Zwangsheirat und Gewalt an Frauen und Mädchen ist auch in Deutschland ein Problem

Podiumsdiskussion anlässlich des Internationalen Tages gegen Gewalt an Frauen

© Stadt PaderbornMachen sich für die Bekämpfung von Kinder- und Zwangsehen stark (v. l.): Annette Ollesch, Elke Schröder (beide Zonta Club Paderborn), Julia Ures (Moderatorin), Martin Pantke (stellvertretender Bürgermeister), Sonja Fatma Bläser (HennaMond e.V.), Lydia Ercan (Mädchenhaus Bielefeld), Sonja Hartmann (Zonta Club Darmstadt), Gaby Antpöhler (Zonta Club Paderborn) und Dagmar Drüke (Gleichstellungsbeauftragte Stadt Paderborn) (von links).

Dienstag, 29. November 2022 | Stadt Paderborn - Alle zwei Sekunden wird statistisch gesehen ein Mädchen gegen seinen Willen zwangsverheiratet und ist damit im weiteren Leben häufig Opfer von physischer und psychischer Gewalt. Auf diesen Umstand machte am Internationalen Tag gegen Gewalt an Frauen eine Podiumsdiskussion zur Bekämpfung von Kinder- und Zwangsehen aufmerksam, zu der die Gleichstellungsstelle der Stadt Paderborn und der Zonta Club Paderborn ins Rathaus eingeladen hatten. Zu dem sogenannten Orange Day wurden am historischen Rathaus auch orangefarbene Flaggen als strahlkräftiges Zeichen gegen Gewalt an Frauen gehisst.

Denn allein im Kreis Paderborn wurden im letzten Jahr 474 Straftaten gegen die sexuelle Selbstbestimmung angezeigt und 292 Anzeigen wegen häuslicher Gewalt gestellt. „Das Thema Kinder- und Zwangsehe reiht sich in den traurigen Reigen der Gewaltthemen ein. In eine Ehe gezwungen zu werden, ist Gewalt. In erzwungenen Ehen geschieht oft Gewalt, betont Dagmar Drüke, Gleichstellungsbeauftragte der Stadt Paderborn. In diesem Zusammenhang wies sie auch auf die Bedeutung der Umsetzung der Istanbul-Konvention, dem Übereinkommen des Europarats zur Verhütung und Bekämpfung von Gewalt gegen Frauen und häusliche Gewalt, auf kommunaler Ebene hin. Die Veranstaltung sei ein weiterer Beitrag im Sinne der Konvention.

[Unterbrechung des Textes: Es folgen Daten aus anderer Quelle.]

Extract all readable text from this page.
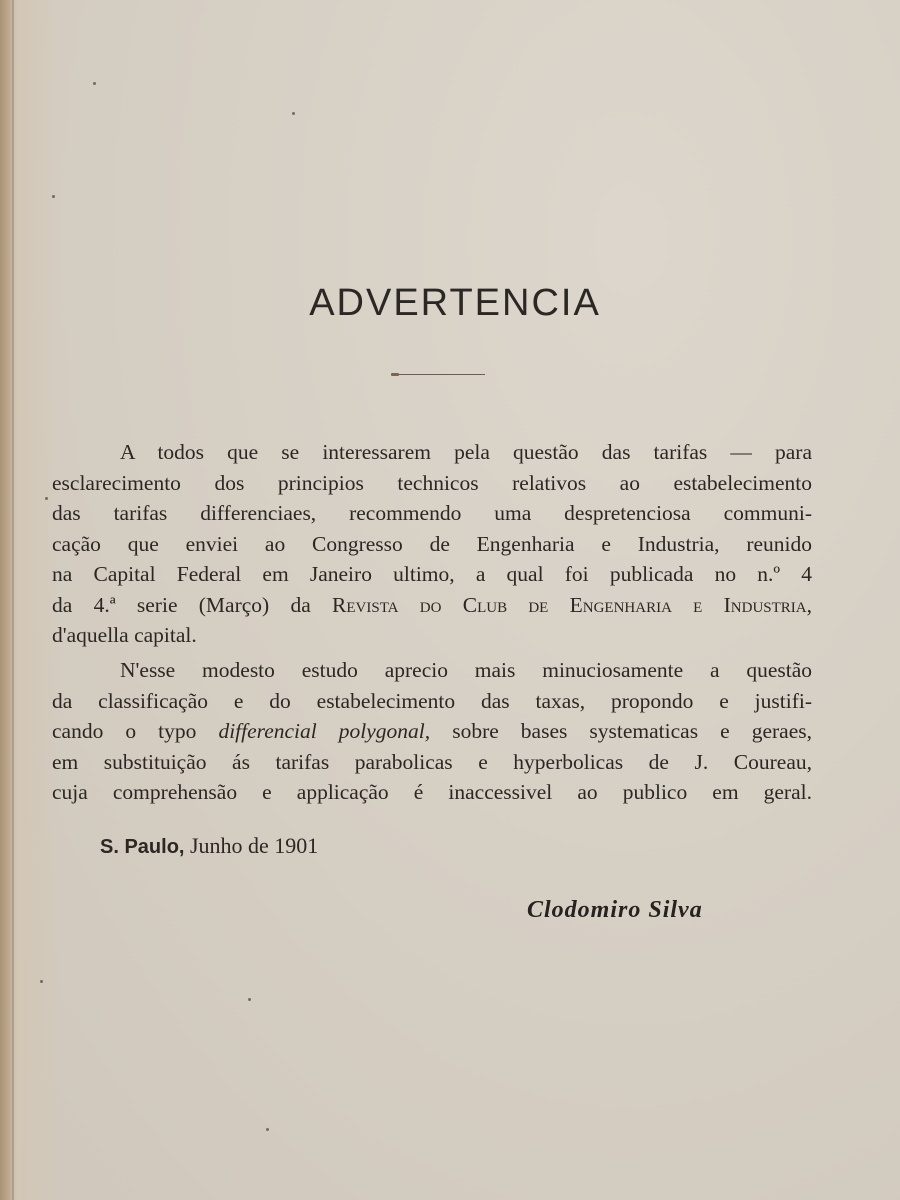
ADVERTENCIA
A todos que se interessarem pela questão das tarifas — para
esclarecimento dos principios technicos relativos ao estabelecimento
das tarifas differenciaes, recommendo uma despretenciosa communi-
cação que enviei ao Congresso de Engenharia e Industria, reunido
na Capital Federal em Janeiro ultimo, a qual foi publicada no n.º 4
da 4.ª serie (Março) da Revista do Club de Engenharia e Industria,
d'aquella capital.
N'esse modesto estudo aprecio mais minuciosamente a questão
da classificação e do estabelecimento das taxas, propondo e justifi-
cando o typo differencial polygonal, sobre bases systematicas e geraes,
em substituição ás tarifas parabolicas e hyperbolicas de J. Coureau,
cuja comprehensão e applicação é inaccessivel ao publico em geral.
S. Paulo, Junho de 1901
Clodomiro Silva
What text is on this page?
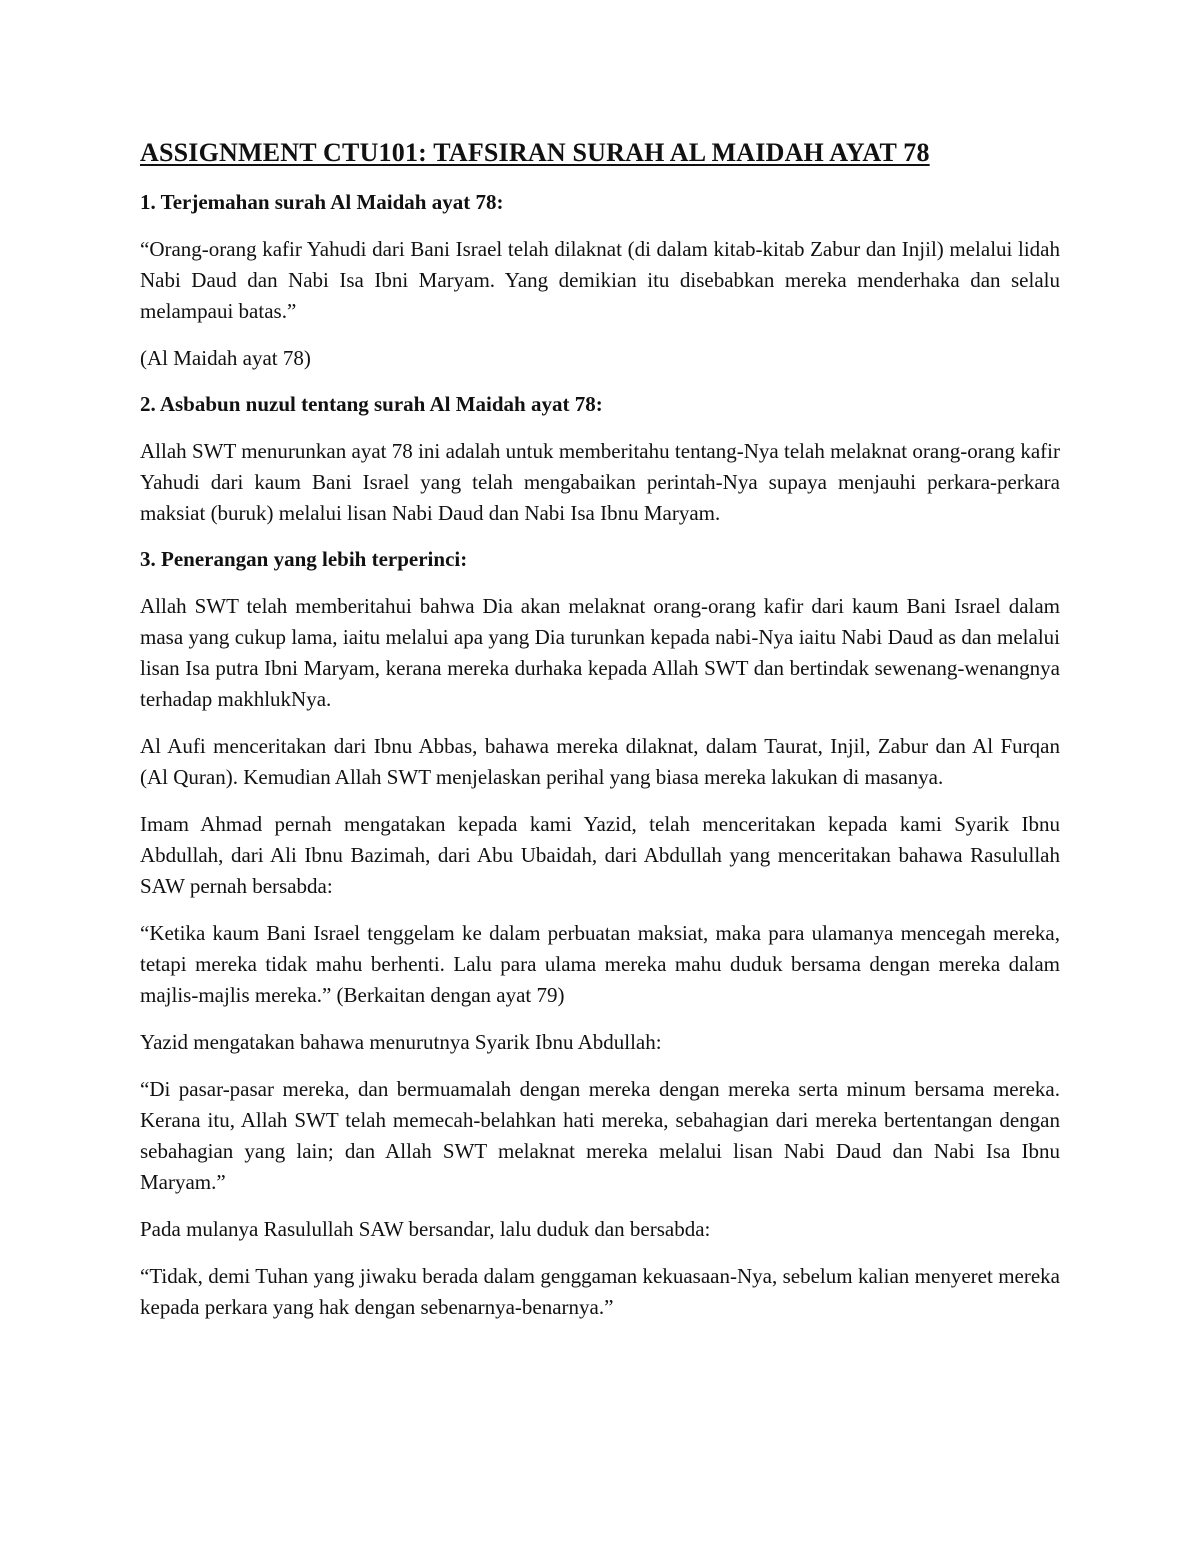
ASSIGNMENT CTU101: TAFSIRAN SURAH AL MAIDAH AYAT 78
1. Terjemahan surah Al Maidah ayat 78:

“Orang-orang kafir Yahudi dari Bani Israel telah dilaknat (di dalam kitab-kitab Zabur dan Injil) melalui lidah Nabi Daud dan Nabi Isa Ibni Maryam. Yang demikian itu disebabkan mereka menderhaka dan selalu melampaui batas.”

(Al Maidah ayat 78)

2. Asbabun nuzul tentang surah Al Maidah ayat 78:

Allah SWT menurunkan ayat 78 ini adalah untuk memberitahu tentang-Nya telah melaknat orang-orang kafir Yahudi dari kaum Bani Israel yang telah mengabaikan perintah-Nya supaya menjauhi perkara-perkara maksiat (buruk) melalui lisan Nabi Daud dan Nabi Isa Ibnu Maryam.

3. Penerangan yang lebih terperinci:

Allah SWT telah memberitahui bahwa Dia akan melaknat orang-orang kafir dari kaum Bani Israel dalam masa yang cukup lama, iaitu melalui apa yang Dia turunkan kepada nabi-Nya iaitu Nabi Daud as dan melalui lisan Isa putra Ibni Maryam, kerana mereka durhaka kepada Allah SWT dan bertindak sewenang-wenangnya terhadap makhlukNya.

Al Aufi menceritakan dari Ibnu Abbas, bahawa mereka dilaknat, dalam Taurat, Injil, Zabur dan Al Furqan (Al Quran). Kemudian Allah SWT menjelaskan perihal yang biasa mereka lakukan di masanya.

Imam Ahmad pernah mengatakan kepada kami Yazid, telah menceritakan kepada kami Syarik Ibnu Abdullah, dari Ali Ibnu Bazimah, dari Abu Ubaidah, dari Abdullah yang menceritakan bahawa Rasulullah SAW pernah bersabda:

“Ketika kaum Bani Israel tenggelam ke dalam perbuatan maksiat, maka para ulamanya mencegah mereka, tetapi mereka tidak mahu berhenti. Lalu para ulama mereka mahu duduk bersama dengan mereka dalam majlis-majlis mereka.” (Berkaitan dengan ayat 79)

Yazid mengatakan bahawa menurutnya Syarik Ibnu Abdullah:

“Di pasar-pasar mereka, dan bermuamalah dengan mereka dengan mereka serta minum bersama mereka. Kerana itu, Allah SWT telah memecah-belahkan hati mereka, sebahagian dari mereka bertentangan dengan sebahagian yang lain; dan Allah SWT melaknat mereka melalui lisan Nabi Daud dan Nabi Isa Ibnu Maryam.”

Pada mulanya Rasulullah SAW bersandar, lalu duduk dan bersabda:

“Tidak, demi Tuhan yang jiwaku berada dalam genggaman kekuasaan-Nya, sebelum kalian menyeret mereka kepada perkara yang hak dengan sebenarnya-benarnya.”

Kinderehen und Zwangsheirat sind eine globale Verletzung der Menschenrechte, die
unabhängig von Religion und Kultur weltweit zu finden ist – auch in Deutschland. Darüber, dass diese nicht verschwiegen und geduldet werden darf, waren sich alle Beteiligten einig. Sonja Hartmann, Area Advocacy Beauftragte des Zonta Club Darmstadt, stellte das Programm zur Beendung von Kinderehen von Zonta International vor und betonte, dass damit auch ein gesellschaftlicher Wandel angestoßen werde. Lydia Ercan, Diplompädagogin/Systemische Beraterin von der Fachberatungsstelle gegen Zwangsheirat im Mädchenhaus Bielefeld e.V., erläuterte das Konzept der Beratungsstelle und berichtete von ihrer Arbeit. Neben der Beratung von Zwangsheirat bedrohter Mädchen sei die Aufklärungsarbeit an Schulen ein wichtiger Baustein, um junge Mädchen für die eigenen Rechte zu sensibilisieren. Eindrucksvoll schilderte Sonja Fatma Bläser, Schriftstellerin sowie Gründerin und Leiterin von HennaMond e.V. Köln, danach ihre eigenen Erfahrungen mit dem Kampf gegen die Zwangsheirat und der Gewalt, der sie dadurch ausgesetzt war und heute in vielen ähnlichen Fällen beobachtet.

Im Anschluss diskutierten die Referentinnen zusammen mit Annette Ollesch vom Zonta Club Paderborn, Fachanwältin für Familienrecht, über die Situation in Deutschland und wie diese nachhaltig verbessert werden könne. Die Diskutierenden waren sich einig, dass auch Männer und Jungen stärker in die Beratungsarbeit eingebunden und dafür Mittel zur Verfügung gestellt werden müssen. Sowohl die Beratung und Stärkung der Mädchen selbst als auch die Arbeit mit den Eltern, Verwandten und religiösen Vertretern sei wichtig, um die Grundeinstellung zu verändern.